Once you know that you can ping each device from any other device, you have proved the hardware and software configuration of your network. You will also in all probability have discovered the cause of the problem which has been troubling the network, and found its solution. If all the above work correctly but the problem remains, now is a good time to start searching for postings in Apple’s support forums and elsewhere in case someone else has encountered the same – if not, the diagnostics start getting more complicated.
4. Survey services
You now know that some network protocols, notably Ping, work fine, but the service which you want still does not. Now is the time to check the ports used by the service(s) which no longer work. Apple provides a list of its well-known ports, and third-party products should document their usage where it differs. Your next port of call is to the Netstat tab in Network Utility, where you will need to browse network statistics for each protocol, and possibly routing table information.
Remember that any service or other exchange takes place over one or more of the numbered ports, and uses a protocol. Its usage specification therefore consists of both protocol and port. For example, sending iCloud mail uses the SMTP service, which is implemented as TCP to port 25. Some ports, such as 514, can be used by two or more protocols, depending on which service is running through them. Some services, notably HTTP, can run over a wide range of different ports, and not just port 80.

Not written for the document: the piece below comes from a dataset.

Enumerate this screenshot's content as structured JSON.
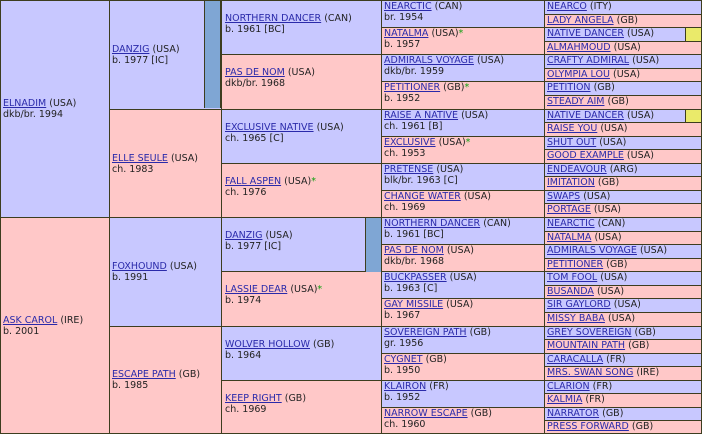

There is a lot of information available here, and you will probably find the worst problem is trying to interpret it all. You are looking for clues at each of the connections as to why one device is unable to connect reliably to the other. Console is also very helpful, as you may see informative error messages in the logs when you try to connect.
5. Sniff packets
If you have the intestinal fortitude, and have reached this stage without any clues to the nature of the problem or its solution, you now need to arm yourself with a packet sniffer, and see what is actually taking place on your network. My tool of choice is Wireshark (which runs under the X11 windowing system, so requires the likes of Xquartz), although there are alternatives.
A packet sniffer intercepts all the packets which pass through the nominated network port, and allows you to inspect the information which they contain. For example, if you run a local mail server and one Mac appears unable to connect to it, once you have eliminated all other potential causes (as above), you will need to read the messages that your Mac sends to the mail server, and the responses that it receives. Some of the contents will already be available in the mail server logs, but by inspecting the packets themselves you could discover that your mail client is fluffing the process of logging onto the mail server.
One vital piece of information which you will need before sniffing any packets is a description of the service protocol(s) concerned. These are normally contained in standard references, Wikipedia articles, and of course the original RFCs published on the Internet. You can browse the latter here. You will then turn packet capture on, try to connect, turn if off once that has failed, and browse the intercepted packets to trace what happened. It is slow and painstaking until you know a protocol inside out, but ultimately is the only way of finding out exactly what went wrong.